The pilot did not reconfirm his mental model of his position before making the critical turn. The OOW, did not have the proper situational awareness with regard to the vessel’s position. The pilot did not reconfirm the vessel’s position prior to the course alteration. When the pilot gave the order to turn, the OOW only focused upon whether the helmsman made the turn. He didn’t reconfirm that they turned at the proper location.

(3)

The weather played a marginal role in the grounding. However, as a precaution, the vessel may have considered placing a dedicated lookout.



Recommendations and Lessons Learned

(1)

The Master is in command of the ship at all times with only one exception: when transiting through the Panama Canal. Therefore, it is always the duty of the Master and OOW to keep a situational awareness of all activities of the pilot. Although the pilot is most knowledgeable about local waters, it is the responsibility of the Master/OOW to verify position through proper use of charts, radars and other position fixing devices and follow local rules on speed and routing.

(2)

Voyage planning is crucial in all situations including when pilots are on board. Sufficient time should be allowed for proper communication between the Master, pilots and OOWs.
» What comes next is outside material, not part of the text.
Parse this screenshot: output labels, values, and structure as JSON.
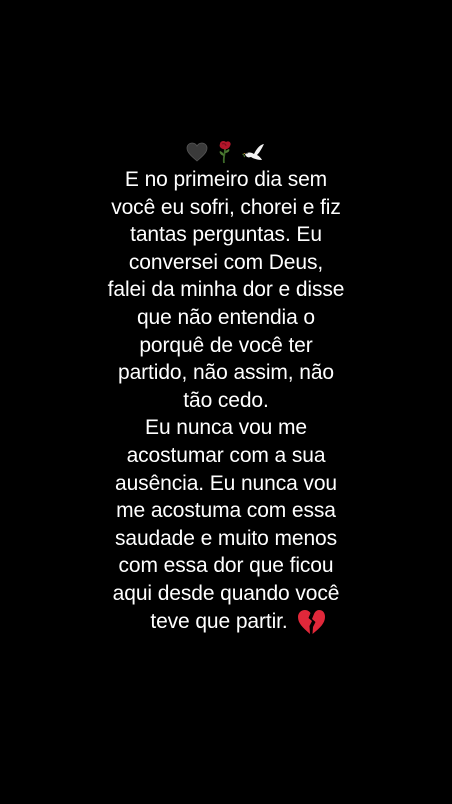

This voyage plan should include every important activity starting from the embarkation of the pilot, in and out of the berth, and finally the disembarkation of the pilot.

(3)

If the pilot is to command tugs and/or personnel at a berth in a language that is foreign to the crew, the Master must demand that the pilot communicates with the Master and/or OOW in a common language

(4)

When the piloted voyage is taking the vessel through narrow waters, you should mark "wheel-over" points either on the chart or at the radar screen in order to know when you are reaching "points of no return". This helps to allow the pilot, Master, and/or OOW to keep a better situational awareness.

(5)

The ship’s crew is normally the most knowledgeable regarding the manoeuvring capabilities of the ship. Detailed descriptions of the ship’s manoeuvring characteristics should be communicated during the voyage planning stage. In addition, the Master and/or OOW should communicate manoeuvring capabilities during the voyage, as necessary. The Master and OOW should never feel hesitant to discuss these matters with the pilot if they feel it necessary to do so.

(6)

Ensure that the vessel is equipped with the necessary updated charts for the intended voyage. It is not sufficient to rely on the pilot to provide this information.

(7)

The OOW should always closely monitor the activities of the pilot. Many times, the pilot will not necessarily communicate with the OOW regarding the vessel and/or voyage. The OOW should not hesitate to communicate with the pilot on any relevant matters regarding the vessel or the voyage.

(8)

The OOW should not only be diligent with regard to his duties to ensure the pilot’s orders are properly followed but also to monitor the pilot’s activities. If the OOW has concerns regarding the pilot’s activities, he should contact the Master immediately.

(9)

The vessel should have clear procedures and instructions to Master’s and OOWs on what to do with a pilot onboard. These should be included as part of the ships safety management system (SMS).

(10)

BRM is an important activity to ensure safety. Any BRM training should include how to handle the change in communication, command, and control when a pilot takes over navigation of the ship.